PITTSBURG -- With several local small businesses recently hit by lawsuits alleging violations of the Americans with Disabilities Act, the chamber of commerce held a public policy meeting recently to educate its members about the ins and outs of the law.
In addition to teaching compliance requirements, the meeting's speakers discussed the widespread practice of filing what are often termed as "frivolous" lawsuits with the aim of recouping legal fees from business owners.
"I think everyone wants to comply and make their business accessible to the handicapped. I don't think that's an issue at all," said Brad Nail, a member of the chamber's board of directors and chairman of its public policy committee.
"It's a fine line between making your business accessible but also being run out of business because somebody is finding minute issues that need to be dealt with," Nail said.
The law prohibits discrimination on the basis of disability in areas of employment, all levels of government, public and commercial spaces, transportation and telecommunications.

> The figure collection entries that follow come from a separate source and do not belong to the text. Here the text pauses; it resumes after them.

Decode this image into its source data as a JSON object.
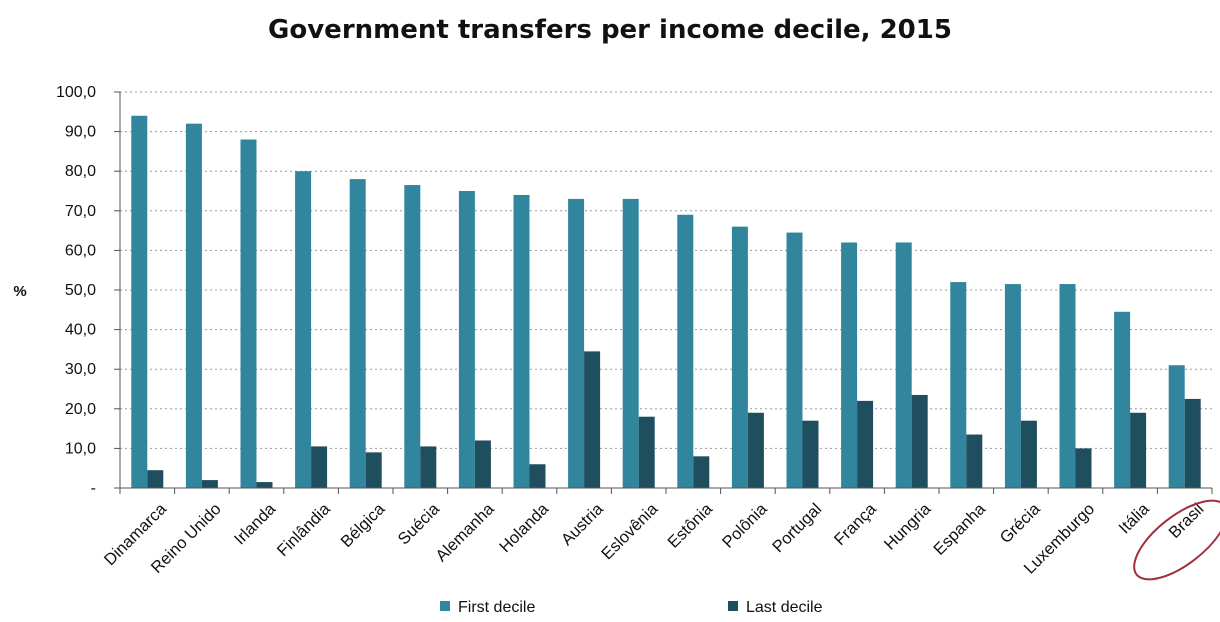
{
  "chart_data": {
    "type": "bar",
    "title": "Government transfers per income decile, 2015",
    "ylabel": "%",
    "xlabel": "",
    "ylim": [
      0,
      100
    ],
    "yticks": [
      0,
      10,
      20,
      30,
      40,
      50,
      60,
      70,
      80,
      90,
      100
    ],
    "ytick_labels": [
      "-",
      "10,0",
      "20,0",
      "30,0",
      "40,0",
      "50,0",
      "60,0",
      "70,0",
      "80,0",
      "90,0",
      "100,0"
    ],
    "grid": "horizontal dotted",
    "legend_position": "bottom",
    "categories": [
      "Dinamarca",
      "Reino Unido",
      "Irlanda",
      "Finlândia",
      "Bélgica",
      "Suécia",
      "Alemanha",
      "Holanda",
      "Austria",
      "Eslovênia",
      "Estônia",
      "Polônia",
      "Portugal",
      "França",
      "Hungria",
      "Espanha",
      "Grécia",
      "Luxemburgo",
      "Itália",
      "Brasil"
    ],
    "series": [
      {
        "name": "First decile",
        "color": "#31859c",
        "values": [
          94,
          92,
          88,
          80,
          78,
          76.5,
          75,
          74,
          73,
          73,
          69,
          66,
          64.5,
          62,
          62,
          52,
          51.5,
          51.5,
          44.5,
          31
        ]
      },
      {
        "name": "Last decile",
        "color": "#1f4e5f",
        "values": [
          4.5,
          2,
          1.5,
          10.5,
          9,
          10.5,
          12,
          6,
          34.5,
          18,
          8,
          19,
          17,
          22,
          23.5,
          13.5,
          17,
          10,
          19,
          22.5
        ]
      }
    ],
    "highlight": {
      "category": "Brasil",
      "shape": "ellipse",
      "color": "#a03040"
    }
  }
}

Bassam Altwal, a certified access specialist whose company, CalAccessibility, provides ADA-compliance consultations, told the chamber group that California is one of just two states that award monetary compensation to plaintiffs in ADA lawsuits. Most other states instead require business owners to put money toward fixing the violations.
According to Altwal, 18 percent of the country's population was considered disabled in 2012, representing $200 billion in annual discretionary spending.
"In addition to being the law, accommodating (the disabled) makes business sense," he said.
The most common violations, he said, are found in doorways, aisles or corridors, parking spaces, ramps or handrails and restrooms.
While it's the frivolous lawsuits that draw most business owners' ire, Altwal said the majority of ADA litigation is justified, because the law is "very black and white."
For example, the ADA requires that doorways be at least 32 inches wide to allow a wheelchair to pass through. If a business's doorway measures any less than that, it would be out of compliance.
That same clear-cut standard applies to myriad fixtures or settings in a given building -- so many that it is practically impossible to be 100 percent compliant, Altwal said, and most business owners are unaware of most standards.
But ignorance of the law is not a defense against legal action, he told the crowd Wednesday, and complying with ADA standards needs to be seen as a "continuous obligation."
"Ignoring the problem is not a solution," Altwal said. "In my opinion, the best solution is to be as compliant as possible."
Among the more than dozen business owners and stakeholders who attended the meeting, several said they had been served with ADA lawsuits against their businesses.
Without commenting on the validity of the lawsuits, they said they would have eagerly fixed any violations had they been made aware of them before legal actions were taken.
One longtime Antioch restaurant owner who asked not to be identified because of the ongoing legal action, said he was shocked to be served with a lawsuit June 23 by someone claiming access problems in his small eatery.
"My issue is, he never gave me a chance to fix the problem," the restaurateur said. "If he'd given me a chance to fix the issue, I would have fixed it, no problem. I never want to discriminate against anybody."
The next step for the chamber, Nail said, is to bring members' concerns about ADA loopholes relating to frivolous lawsuits to the California Chamber of Commerce and to East Contra Costa's representatives on the state level.
"It's a very common situation, and not only in Pittsburg, but go to any city in California, and you could find the same situation," Nail said.
There may already be some traction for those efforts.
Assemblywoman Kristin Olsen, whose district includes the Central Valley communities of Manteca and Ripon, has been spearheading an effort to close loopholes in California's regulations ever since 35 ADA lawsuits were filed in Manteca by the same attorney over the course of three days.
"We need another legislative solution to protect these businesses, which ultimately means protecting jobs," Olsen said.